3. Motor Controller Designs

A cascaded controller architecture is used to enable active impedance control. All three loops (field, torque and impedance) are presented in the block diagram (Figure 3).

A model-based design method is proposed to design the proportional and integrator gains in the PI controllers within the field and torque loops (see Figure 3). It is based on the Nyquist frequency method and the focus is to enable high-bandwidth robust torque and field control. Another model-based method is presented to design the proportional and derivative gains in the PD controller within the impedance loop. This method is based on the pole-placement method and the parameters are designed to accomplish a dynamic response which reflects the response of a desired second order spring-damper system.

3.1. Torque and Field Controller Design

The torque and field controllers are used to control the torque demanded from the higher level controller and the electromagnetic field generated across the stator windings. In this section, a controller design is proposed that is based on the standard and well-known Nyquist method and bilinear transformation as well as best practice design choices. The main purpose of this design approach is to enable high-bandwidth, low-noise, robust control. As depicted in Figure 3, the torque loop is coupled to the motor’s back-Electromotive-Force (back-EMF) (back-EMF coupling term depicted in Figure 3) which creates a low frequency zero in the torque controller loop.
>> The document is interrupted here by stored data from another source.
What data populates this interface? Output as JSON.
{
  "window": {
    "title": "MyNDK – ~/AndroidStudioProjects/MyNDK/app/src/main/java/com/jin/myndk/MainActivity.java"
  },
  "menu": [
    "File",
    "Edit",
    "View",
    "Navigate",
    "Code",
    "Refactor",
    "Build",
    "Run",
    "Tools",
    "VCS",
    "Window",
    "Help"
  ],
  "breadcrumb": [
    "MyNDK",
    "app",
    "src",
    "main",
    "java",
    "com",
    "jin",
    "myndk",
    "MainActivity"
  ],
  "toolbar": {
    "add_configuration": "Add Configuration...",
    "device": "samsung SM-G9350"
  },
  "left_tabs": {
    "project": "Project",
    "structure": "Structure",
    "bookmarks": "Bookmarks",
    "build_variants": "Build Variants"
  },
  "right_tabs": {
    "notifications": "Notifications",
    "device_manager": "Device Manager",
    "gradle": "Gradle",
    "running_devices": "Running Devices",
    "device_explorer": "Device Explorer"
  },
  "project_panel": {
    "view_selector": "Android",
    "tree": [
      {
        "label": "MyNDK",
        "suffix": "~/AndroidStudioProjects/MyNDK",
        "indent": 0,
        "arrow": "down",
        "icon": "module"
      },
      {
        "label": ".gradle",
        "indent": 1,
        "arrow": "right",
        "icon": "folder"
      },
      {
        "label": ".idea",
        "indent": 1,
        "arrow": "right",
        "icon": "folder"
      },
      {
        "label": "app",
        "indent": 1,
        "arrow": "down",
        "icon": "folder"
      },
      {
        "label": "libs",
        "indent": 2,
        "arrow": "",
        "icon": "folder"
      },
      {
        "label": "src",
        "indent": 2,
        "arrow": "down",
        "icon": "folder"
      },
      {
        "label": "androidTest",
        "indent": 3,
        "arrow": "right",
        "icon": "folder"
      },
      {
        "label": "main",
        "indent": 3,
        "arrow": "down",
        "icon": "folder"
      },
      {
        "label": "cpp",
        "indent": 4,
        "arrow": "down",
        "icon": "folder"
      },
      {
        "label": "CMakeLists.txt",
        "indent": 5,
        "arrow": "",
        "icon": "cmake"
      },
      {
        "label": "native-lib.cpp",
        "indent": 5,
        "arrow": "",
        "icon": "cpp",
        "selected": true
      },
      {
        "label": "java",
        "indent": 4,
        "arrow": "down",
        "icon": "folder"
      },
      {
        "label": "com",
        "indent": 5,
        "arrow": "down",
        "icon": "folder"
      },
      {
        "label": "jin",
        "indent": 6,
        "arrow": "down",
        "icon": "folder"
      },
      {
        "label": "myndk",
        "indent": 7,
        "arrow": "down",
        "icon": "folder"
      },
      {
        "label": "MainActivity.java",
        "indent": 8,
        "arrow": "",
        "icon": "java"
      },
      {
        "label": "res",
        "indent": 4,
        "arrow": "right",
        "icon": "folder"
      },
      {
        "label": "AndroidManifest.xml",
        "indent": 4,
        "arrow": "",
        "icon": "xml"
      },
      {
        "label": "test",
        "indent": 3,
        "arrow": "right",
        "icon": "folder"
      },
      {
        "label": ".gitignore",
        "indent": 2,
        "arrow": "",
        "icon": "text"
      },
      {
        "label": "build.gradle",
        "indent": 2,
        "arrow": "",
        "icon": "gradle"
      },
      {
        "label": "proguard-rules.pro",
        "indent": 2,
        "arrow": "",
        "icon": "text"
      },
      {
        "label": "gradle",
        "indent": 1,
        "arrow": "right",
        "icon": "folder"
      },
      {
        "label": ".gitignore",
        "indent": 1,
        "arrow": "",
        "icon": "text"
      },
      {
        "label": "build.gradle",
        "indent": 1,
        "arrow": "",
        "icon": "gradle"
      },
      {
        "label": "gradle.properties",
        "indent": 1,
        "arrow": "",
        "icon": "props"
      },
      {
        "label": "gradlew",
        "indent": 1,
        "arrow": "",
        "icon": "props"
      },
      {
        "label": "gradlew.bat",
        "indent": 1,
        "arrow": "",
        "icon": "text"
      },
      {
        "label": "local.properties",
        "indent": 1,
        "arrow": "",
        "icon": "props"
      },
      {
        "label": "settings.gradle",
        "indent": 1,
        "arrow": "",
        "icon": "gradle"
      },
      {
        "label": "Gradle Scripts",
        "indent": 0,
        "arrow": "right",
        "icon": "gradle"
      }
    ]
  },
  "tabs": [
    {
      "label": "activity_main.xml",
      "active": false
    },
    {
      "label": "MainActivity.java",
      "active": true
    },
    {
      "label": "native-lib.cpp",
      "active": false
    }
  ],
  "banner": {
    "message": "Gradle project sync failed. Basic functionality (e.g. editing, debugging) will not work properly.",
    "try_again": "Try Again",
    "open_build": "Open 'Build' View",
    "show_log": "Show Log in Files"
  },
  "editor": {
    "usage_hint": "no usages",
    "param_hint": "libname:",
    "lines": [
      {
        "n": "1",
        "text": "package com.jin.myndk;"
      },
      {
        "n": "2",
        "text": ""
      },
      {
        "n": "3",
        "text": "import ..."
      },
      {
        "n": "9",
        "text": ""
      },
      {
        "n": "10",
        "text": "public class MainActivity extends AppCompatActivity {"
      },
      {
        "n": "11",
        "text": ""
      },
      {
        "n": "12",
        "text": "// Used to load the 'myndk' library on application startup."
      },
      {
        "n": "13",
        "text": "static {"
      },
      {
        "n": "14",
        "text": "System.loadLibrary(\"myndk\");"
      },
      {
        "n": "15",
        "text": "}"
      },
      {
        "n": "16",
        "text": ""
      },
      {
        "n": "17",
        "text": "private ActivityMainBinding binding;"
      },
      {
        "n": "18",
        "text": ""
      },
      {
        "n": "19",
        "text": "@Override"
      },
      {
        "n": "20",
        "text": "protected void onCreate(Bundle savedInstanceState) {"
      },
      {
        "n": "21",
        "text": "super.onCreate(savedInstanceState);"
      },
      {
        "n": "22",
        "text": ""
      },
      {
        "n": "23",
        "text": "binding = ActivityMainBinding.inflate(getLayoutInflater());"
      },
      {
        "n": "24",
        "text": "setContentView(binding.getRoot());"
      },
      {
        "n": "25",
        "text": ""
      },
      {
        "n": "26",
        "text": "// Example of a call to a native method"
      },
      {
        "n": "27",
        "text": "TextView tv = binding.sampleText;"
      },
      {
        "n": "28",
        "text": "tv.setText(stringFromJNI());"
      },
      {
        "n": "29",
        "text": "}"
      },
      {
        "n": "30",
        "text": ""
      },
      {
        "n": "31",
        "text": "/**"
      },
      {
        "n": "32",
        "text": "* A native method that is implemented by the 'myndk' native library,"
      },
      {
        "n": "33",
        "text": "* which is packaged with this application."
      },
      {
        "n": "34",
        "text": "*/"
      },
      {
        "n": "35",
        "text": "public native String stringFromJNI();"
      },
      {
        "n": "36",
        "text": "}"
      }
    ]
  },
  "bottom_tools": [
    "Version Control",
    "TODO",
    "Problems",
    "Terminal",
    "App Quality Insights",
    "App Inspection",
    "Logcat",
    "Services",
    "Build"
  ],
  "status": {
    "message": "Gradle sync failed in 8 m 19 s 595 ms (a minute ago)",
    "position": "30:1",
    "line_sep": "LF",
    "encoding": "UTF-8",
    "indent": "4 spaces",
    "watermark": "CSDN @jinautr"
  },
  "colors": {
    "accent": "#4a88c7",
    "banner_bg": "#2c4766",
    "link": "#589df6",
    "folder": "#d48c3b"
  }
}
This means that even though an integrator is applied in the controller, zero steady state cannot be obtained (assuming ${\omega }_{\mathrm{m}}\ne 0$ rad/s). However, as the proprioceptive actuator design in compliant robotics typically involves low Revolutions Per Minute (RPM) and high torque motor drive, the back-EMF will most often be fairly small, generating a small error. In addition, the high torque controller bandwidth as well as the outer compliance loop will reject this error even further. Thus, a feedforward decoupling compensation (as described in [27]) will generate more issues, especially in terms of noise, than it will benefit for this specific application. The same logic applies to not using a feedforward decoupling compensation to decouple the field and torque loops (qd coupling terms, depicted in Figure 3).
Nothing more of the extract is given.